Jeffrey Bernard says farewell
Every week until his death he treated readers of The Spectator to stories of his `low life'. The day before he died he received Elisabeth Anderson and other colleagues at his bedside. They shared some good tales
Friday 12 September 1997
We made our way to his flat on the 14th floor of a grimy tower block on Berwick Street on Wednesday afternoon, and walked into Jeff's bedroom clutching five enormous sunflowers. "I'll have to cut off my ear," was Jeff's reaction. He was slumped in his bed, his frail head poking out from under his duvet. By his side on the bed was a cardboard box lid containing a large cup of strong brown tea, and a packet of Senior Service nestling among the cigarette stubs.

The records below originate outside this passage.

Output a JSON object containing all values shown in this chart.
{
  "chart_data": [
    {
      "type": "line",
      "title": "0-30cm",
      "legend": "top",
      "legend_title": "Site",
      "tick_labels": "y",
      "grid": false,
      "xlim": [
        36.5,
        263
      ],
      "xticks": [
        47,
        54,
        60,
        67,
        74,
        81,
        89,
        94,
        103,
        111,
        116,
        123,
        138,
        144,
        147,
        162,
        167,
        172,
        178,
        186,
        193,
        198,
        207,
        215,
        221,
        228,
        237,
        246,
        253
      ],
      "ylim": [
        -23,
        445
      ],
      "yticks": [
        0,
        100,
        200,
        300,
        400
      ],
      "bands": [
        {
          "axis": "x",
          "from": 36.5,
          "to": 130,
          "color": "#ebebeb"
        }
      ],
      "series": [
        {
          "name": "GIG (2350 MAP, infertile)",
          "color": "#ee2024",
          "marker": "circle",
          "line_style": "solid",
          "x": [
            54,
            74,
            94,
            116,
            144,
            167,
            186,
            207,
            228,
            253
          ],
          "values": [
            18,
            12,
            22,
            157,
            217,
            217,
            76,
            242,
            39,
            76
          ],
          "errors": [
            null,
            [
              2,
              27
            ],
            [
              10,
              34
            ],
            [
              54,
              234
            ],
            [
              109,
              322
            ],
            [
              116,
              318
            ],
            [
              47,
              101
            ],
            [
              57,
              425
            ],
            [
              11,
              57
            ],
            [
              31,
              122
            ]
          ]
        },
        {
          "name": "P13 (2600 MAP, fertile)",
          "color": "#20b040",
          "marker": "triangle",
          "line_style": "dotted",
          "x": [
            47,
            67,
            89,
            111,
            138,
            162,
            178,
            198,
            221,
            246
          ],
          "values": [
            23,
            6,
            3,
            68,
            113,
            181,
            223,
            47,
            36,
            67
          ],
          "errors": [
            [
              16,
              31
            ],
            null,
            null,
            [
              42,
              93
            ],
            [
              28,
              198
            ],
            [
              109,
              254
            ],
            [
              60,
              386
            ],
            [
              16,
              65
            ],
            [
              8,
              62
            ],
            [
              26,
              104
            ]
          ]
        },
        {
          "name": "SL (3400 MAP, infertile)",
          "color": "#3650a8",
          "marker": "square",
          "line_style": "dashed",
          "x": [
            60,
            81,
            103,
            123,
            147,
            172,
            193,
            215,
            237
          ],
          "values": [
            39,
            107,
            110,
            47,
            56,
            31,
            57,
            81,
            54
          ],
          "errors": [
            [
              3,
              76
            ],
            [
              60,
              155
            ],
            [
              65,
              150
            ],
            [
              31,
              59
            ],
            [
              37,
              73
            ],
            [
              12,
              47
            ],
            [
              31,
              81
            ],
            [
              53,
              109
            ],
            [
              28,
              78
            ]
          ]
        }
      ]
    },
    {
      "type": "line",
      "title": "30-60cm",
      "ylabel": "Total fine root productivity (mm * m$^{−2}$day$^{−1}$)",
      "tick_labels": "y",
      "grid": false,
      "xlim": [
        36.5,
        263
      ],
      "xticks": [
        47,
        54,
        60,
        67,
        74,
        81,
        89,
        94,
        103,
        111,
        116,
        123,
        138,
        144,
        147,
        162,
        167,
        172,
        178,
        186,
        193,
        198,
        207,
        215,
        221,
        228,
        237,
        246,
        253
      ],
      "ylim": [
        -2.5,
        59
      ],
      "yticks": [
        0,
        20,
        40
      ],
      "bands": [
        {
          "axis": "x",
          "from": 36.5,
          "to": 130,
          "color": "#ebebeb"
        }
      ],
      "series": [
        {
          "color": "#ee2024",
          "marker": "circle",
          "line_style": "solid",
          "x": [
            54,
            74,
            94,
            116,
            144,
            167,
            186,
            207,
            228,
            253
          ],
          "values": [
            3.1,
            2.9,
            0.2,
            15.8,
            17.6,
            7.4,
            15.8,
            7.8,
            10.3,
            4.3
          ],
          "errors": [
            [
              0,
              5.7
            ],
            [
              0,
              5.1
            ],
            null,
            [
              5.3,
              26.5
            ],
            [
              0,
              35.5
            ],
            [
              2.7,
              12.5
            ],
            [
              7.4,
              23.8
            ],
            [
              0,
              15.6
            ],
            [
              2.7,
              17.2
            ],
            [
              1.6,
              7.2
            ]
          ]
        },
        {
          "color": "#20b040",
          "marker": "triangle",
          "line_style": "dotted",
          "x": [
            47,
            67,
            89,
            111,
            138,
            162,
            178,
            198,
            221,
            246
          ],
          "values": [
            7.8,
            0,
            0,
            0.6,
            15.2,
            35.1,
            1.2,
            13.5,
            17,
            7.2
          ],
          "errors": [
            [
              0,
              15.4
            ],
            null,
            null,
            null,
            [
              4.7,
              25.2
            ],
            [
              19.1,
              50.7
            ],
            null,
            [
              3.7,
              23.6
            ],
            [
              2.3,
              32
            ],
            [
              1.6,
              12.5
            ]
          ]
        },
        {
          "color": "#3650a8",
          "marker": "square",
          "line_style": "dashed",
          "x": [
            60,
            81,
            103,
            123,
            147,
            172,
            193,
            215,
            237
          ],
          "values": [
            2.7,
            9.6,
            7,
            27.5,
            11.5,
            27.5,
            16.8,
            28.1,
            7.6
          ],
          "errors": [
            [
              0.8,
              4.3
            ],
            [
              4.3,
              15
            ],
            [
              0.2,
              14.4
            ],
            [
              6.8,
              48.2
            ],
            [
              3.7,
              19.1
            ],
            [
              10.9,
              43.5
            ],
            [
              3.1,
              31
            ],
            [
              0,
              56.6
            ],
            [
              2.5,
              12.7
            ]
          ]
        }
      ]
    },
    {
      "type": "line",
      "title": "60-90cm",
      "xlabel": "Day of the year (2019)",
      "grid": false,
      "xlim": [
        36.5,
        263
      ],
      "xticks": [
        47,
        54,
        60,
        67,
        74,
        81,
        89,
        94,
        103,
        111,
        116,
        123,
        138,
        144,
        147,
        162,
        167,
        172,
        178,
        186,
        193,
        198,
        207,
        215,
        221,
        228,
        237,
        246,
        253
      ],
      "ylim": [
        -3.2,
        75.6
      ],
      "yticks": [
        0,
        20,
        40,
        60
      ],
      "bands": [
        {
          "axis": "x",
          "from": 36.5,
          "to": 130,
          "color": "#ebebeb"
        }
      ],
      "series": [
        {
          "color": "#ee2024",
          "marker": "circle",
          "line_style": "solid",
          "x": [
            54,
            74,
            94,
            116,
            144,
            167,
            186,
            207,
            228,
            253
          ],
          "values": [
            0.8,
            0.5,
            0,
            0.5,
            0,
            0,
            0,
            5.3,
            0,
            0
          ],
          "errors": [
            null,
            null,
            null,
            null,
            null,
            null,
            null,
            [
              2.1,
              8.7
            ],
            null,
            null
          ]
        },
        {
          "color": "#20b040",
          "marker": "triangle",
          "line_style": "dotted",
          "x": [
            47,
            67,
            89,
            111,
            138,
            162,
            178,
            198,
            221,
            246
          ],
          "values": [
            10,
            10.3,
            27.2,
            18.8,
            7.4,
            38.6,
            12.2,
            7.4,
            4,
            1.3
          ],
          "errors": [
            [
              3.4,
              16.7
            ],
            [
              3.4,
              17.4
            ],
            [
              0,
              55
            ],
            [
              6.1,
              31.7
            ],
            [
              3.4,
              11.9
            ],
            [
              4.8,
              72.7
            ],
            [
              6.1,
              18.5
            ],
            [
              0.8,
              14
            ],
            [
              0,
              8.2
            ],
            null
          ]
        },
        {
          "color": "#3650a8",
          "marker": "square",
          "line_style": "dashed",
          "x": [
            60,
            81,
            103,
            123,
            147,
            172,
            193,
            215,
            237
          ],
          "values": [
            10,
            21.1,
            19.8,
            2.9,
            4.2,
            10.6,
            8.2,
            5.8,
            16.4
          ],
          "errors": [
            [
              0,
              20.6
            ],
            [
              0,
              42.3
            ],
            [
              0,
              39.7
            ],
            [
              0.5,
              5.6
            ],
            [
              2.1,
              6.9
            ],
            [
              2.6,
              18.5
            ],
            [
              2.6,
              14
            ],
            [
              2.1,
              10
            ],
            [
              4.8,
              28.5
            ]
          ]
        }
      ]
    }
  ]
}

`Frank [The Spectator's editor] came to see me last week. He's mad. Some very strange friends."
Jeff asked his home help, Vera, to help him sit up. He began to talk more animatedly, perhaps because four women were now gathered round him: three Spectator ladies and Vera, who although retired seemed to spend as much time looking after him as she always had done. One of us perched on the bed; Vera took the wheelchair. We fed him titbits of
Spectator gossip, and he launched into a tale about the mother of one of our regular contributors.
"His mother Lady - and a well known one-legged racehorse trainer were having tea in a London hotel. After tea, the trainer said, `Let's get down to business'; he then unscrewed his wooden leg and hopped across the room - must have been bloody strong, I couldn't have done it - and leapt on her. She didn't put up much of a fight."
There was a pause while his eyelids drooped and he seemed to drift off. The morphia was having its effect. Now that he was home from hospital there were no "caring" nurses to dictate the dosage or forbid his smoking. There was a stirring under the duvet and a gnarled hand reached out for a cigarette. Then he was off again.
"I went to drink at the Pickwick after the play I was in ended, to wind down. I hate that term wind down, whatever it means, I always think it's wind up. Marlene Dietrich was there and she came up to me and said, `My name is Marlene Dietrich,' and she shook my hand, as if I didn't know who she was. Of course I knew who she bloody was. I'd seen her when I first went on stage - she was right in front. She said, `The play was wonderful darling [Jeff put on a heavy accent], and you were wonderful, darling.' I sat there for three hours being flattered by Marlene Dietrich. I couldn't sleep that night. I kept thinking, Marlene Dietrich thinks I'm wonderful. How pathetic."
Listening to these tales, we were immersed again in his peculiar "Low life" world. I were almost as if he were dictating his latest column. Indeed, for the past few years, since sitting at a typewriter had become too strenuous, he had regularly dictated his copy to Jessica Nettleton, another Spectator lady of whom he had become very fond and hardly ever snarled at. "Jeff," we pleaded, "all you need do is turn on a tape recorder, and we would have your next column right here."
"I've resigned - didn't you know? - but Frank wants me to write a farewell piece."
"But Jeff, you can't resign," we all chorused. "We need you."
He opened his sleepy blue eyes. "You know what a sucker I am for flattery."
"Why don't you go back on dialysis?"
"I can't. I'd look such a bloody fool if I changed my mind now."
He glanced at Vera.
"I know what a pain I am. It's cold." Cue for a hot cup of tea. That and another cigarette seemed to revive him again.
"I never got the credit," he grumbled. "When I had my leg cut off, I wrote my column four days later - only four days after, and nobody gave me any credit! The editor [the previous one] even put, `Jeffrey Bernard has had his leg off'. I thought that bloody insensitive."
If you were editor, we asked him, what would you do?
"I'd sack half the writers for a start," muttered Jeff.
"Well the first person I'd get rid of would be myself - and Taki, probably, and Paul Johnson, and that awful Mary woman at the back - can't stand her column ..."
A fifth woman appeared at the door - his niece Kate - and it seemed a signal for us to leave. The fan club had outgrown his small bedroom, and Jeff was tiring.
Still, the attentions of the fan club had seemed to cheer him up, and we went away with the faint hope that in all his contrary way he might surprise us all and go on defying death for ever. Jeff had a few more visitors that day but by the evening he was drifting in and out of consciousness; he died the following night
This article is reprinted from the current edition of `The Spectator'.